Philly Sues Opioid Manufacturers, Says They’re to Blame in Overdose Crisis
Officials want several major companies to help cover costs incurred in response to the epidemic.
On Wednesday, Philadelphia joined more than 200 cities around the country that have sued opioid manufacturers over their apparent role in the overdose crisis.
The public health crisis has become so detrimental in Philly that local officials are now considering opening the nation’s first safe injection site, in which drug users would be able to use illegal substances under medical supervision, in hope of saving lives. Some statistics: One in three adults in the city has received a prescription for opioids in the past 12 months – and one in seven (roughly 168,000 people) are currently taking them, per the city’s Health Department. Officials expect that roughly 1,200 people died of overdoses in 2017; that’s a one-third increase over 2016 and, per capita, higher than any other large city, per the Centers for Disease Control and Prevention.
“The opioid crisis is the largest public health crisis this city has seen in a century, and it has been fueled by drug companies,” Dr. Thomas Farley, the city’s health commissioner, said in a statement. “It’s well past time for those companies to stop pushing these drugs and start helping us cope with the human tragedy they have caused.”
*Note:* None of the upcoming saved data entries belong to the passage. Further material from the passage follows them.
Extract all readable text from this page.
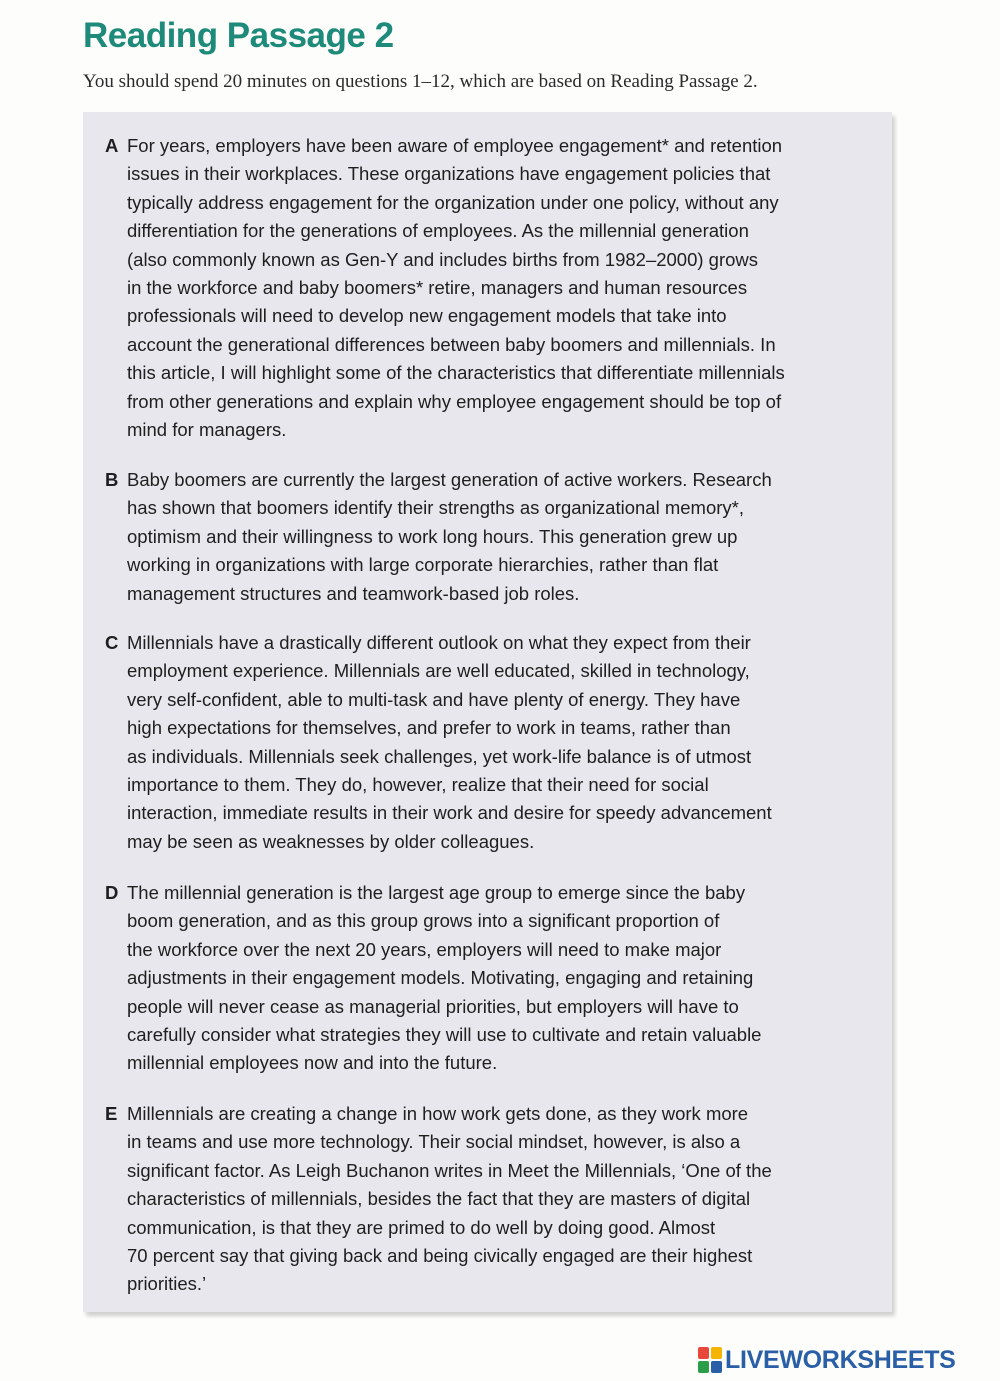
Reading Passage 2

You should spend 20 minutes on questions 1–12, which are based on Reading Passage 2.

A For years, employers have been aware of employee engagement* and retention
issues in their workplaces. These organizations have engagement policies that
typically address engagement for the organization under one policy, without any
differentiation for the generations of employees. As the millennial generation
(also commonly known as Gen-Y and includes births from 1982–2000) grows
in the workforce and baby boomers* retire, managers and human resources
professionals will need to develop new engagement models that take into
account the generational differences between baby boomers and millennials. In
this article, I will highlight some of the characteristics that differentiate millennials
from other generations and explain why employee engagement should be top of
mind for managers.

B Baby boomers are currently the largest generation of active workers. Research
has shown that boomers identify their strengths as organizational memory*,
optimism and their willingness to work long hours. This generation grew up
working in organizations with large corporate hierarchies, rather than flat
management structures and teamwork-based job roles.

C Millennials have a drastically different outlook on what they expect from their
employment experience. Millennials are well educated, skilled in technology,
very self-confident, able to multi-task and have plenty of energy. They have
high expectations for themselves, and prefer to work in teams, rather than
as individuals. Millennials seek challenges, yet work-life balance is of utmost
importance to them. They do, however, realize that their need for social
interaction, immediate results in their work and desire for speedy advancement
may be seen as weaknesses by older colleagues.

D The millennial generation is the largest age group to emerge since the baby
boom generation, and as this group grows into a significant proportion of
the workforce over the next 20 years, employers will need to make major
adjustments in their engagement models. Motivating, engaging and retaining
people will never cease as managerial priorities, but employers will have to
carefully consider what strategies they will use to cultivate and retain valuable
millennial employees now and into the future.

E Millennials are creating a change in how work gets done, as they work more
in teams and use more technology. Their social mindset, however, is also a
significant factor. As Leigh Buchanon writes in Meet the Millennials, ‘One of the
characteristics of millennials, besides the fact that they are masters of digital
communication, is that they are primed to do well by doing good. Almost
70 percent say that giving back and being civically engaged are their highest
priorities.’

LIVEWORKSHEETS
Doctors in Philadelphia are being given false information from drug manufacturers, and while we're working with docs to lessen their prescribing practices, the manufacturers continue to push this. That's what this suit is about, says @DrTomFarley. pic.twitter.com/B31oGSoNz0
— Philadelphia Department of Public Health (@PHLPublicHealth) January 17, 2018
The city is suing the following opioid manufacturers: Allergan/Actavis, Cephalon/Teva, Endo, Janssena/Johnson & Johnson, and Purdue. Officials are also seeking to force those companies to pay for the costs incurred in response to the epidemic, including, per a press release:
- Funding for first responders who treat opioid overdoses
- Funding of public health and human services programs that treat addicted residents
- Increased resources to fund criminal justice and prison systems
- Expenditures to other departments and programs affected by the use and abuse of opioids.
In a statement, city solicitor Sozi Pedro Tulante said the public health crisis “harms public safety, order, and economic productivity.”
“City agencies have incurred large, burdensome, unnecessary and avoidable costs to address the crisis,” he added. “It is our duty to devote all resources we can to help protect the public from further perils and to finally put an end to the practices which are the root of this epidemic.”